There are priesthood blessings like Kathryn Elizabeth Shields, which opens with the snarky and touching lines mimicking and inverting LDS priesthood blessings: “O Woman, / having been given no authority, / Neither from on high or by man, / I give you a name and a blessing.” There are also simple offerings of peace, such as Jami Kimball Baayd’s poem, which describes a sacred space Baayd has visited, one where Colvin would never be excommunicated from for speaking her truth.

The power of We Hold Your Name is its ability to represent, and thereby create, alternative ways of being Mormon with different relationships to the institution of the Church of Jesus Christ of Latter-day Saints. There’s a chance that if I had known of the Mormon Feminist Housewives and the intellectual class of Mormon thinkers in my teenage years, I would have found a path for staying inside the church. Because leaving the church did require letting a believing part of myself shrivel up, these poems offered a profound relief for that choked limb, allowing it to feel the blood of love and the possibility of belonging again. I found myself so moved in my first sitting with the collection that I read through more than half in one sitting. The poems read easily and won’t belabor you in search of their meaning. That’s not the intention of this collection. Rather, it’s to create a community in the absence of approval and acceptance from those with the so-called authority. As Sara Hughes-Zabawa put it in her poem, “…it is in our un-belonging we found you, and that has been the greatest gift. Following your insight, it was the map to belonging to ourselves for the very first time.”

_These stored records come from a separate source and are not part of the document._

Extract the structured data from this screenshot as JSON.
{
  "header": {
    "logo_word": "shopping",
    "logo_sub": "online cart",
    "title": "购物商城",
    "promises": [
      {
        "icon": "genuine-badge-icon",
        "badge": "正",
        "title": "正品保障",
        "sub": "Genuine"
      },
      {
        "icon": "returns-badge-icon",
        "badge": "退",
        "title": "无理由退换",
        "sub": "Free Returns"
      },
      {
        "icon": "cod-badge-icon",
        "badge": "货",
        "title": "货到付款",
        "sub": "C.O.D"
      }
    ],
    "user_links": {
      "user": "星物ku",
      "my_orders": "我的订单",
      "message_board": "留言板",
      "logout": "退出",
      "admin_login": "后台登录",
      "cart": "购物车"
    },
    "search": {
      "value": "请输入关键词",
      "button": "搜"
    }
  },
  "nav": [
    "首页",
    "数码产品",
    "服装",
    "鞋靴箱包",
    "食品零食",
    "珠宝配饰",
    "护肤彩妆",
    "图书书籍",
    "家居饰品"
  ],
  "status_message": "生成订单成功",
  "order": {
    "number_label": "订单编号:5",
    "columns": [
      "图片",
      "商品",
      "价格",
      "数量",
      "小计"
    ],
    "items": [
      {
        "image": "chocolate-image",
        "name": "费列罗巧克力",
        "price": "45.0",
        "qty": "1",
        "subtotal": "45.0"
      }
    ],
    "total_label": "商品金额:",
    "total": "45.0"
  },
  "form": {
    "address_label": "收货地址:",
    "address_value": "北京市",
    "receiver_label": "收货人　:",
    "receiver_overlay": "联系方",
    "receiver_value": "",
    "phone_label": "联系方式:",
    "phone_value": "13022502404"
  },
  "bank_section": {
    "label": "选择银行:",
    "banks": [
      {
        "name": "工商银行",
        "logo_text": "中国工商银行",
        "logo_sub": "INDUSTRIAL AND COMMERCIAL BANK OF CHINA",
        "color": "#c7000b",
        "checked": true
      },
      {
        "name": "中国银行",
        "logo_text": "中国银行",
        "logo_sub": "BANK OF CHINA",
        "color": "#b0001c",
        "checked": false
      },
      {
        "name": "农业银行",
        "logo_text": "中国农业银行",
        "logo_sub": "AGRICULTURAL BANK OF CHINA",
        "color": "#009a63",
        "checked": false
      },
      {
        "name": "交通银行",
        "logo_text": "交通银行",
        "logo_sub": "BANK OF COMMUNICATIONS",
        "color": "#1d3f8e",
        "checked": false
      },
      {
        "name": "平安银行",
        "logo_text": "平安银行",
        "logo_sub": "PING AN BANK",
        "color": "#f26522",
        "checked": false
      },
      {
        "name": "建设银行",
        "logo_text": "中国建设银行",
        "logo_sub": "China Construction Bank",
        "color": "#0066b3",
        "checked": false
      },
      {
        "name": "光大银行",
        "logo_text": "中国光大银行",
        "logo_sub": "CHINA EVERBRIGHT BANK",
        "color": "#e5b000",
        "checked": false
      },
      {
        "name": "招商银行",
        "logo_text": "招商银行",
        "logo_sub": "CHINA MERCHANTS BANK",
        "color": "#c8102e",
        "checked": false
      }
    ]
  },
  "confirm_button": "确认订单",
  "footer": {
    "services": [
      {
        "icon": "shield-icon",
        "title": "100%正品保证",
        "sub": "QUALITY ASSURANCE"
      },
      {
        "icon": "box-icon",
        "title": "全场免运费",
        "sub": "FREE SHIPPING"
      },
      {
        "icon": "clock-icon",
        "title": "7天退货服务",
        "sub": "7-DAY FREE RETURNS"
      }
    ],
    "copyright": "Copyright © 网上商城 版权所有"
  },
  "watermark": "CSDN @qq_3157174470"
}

The act of empowering and comforting a silenced community is poetry at its finest.

A close friend asked me today, “Do you think you’ll keep up this relationship with Mormonism your whole life?”—this relationship where I keep returning to its literatures, histories, and scriptures, wrestling with their meaning. The truth is, I don’t know. But I do know I believe in the literary power of Mormonism, in the ability of its metaphors, imagery, and histories to reveal profound truths about human nature and the divine. That is enough for me for now.

I recommend this collection for anyone interested in feminism, religion, and Mormon studies.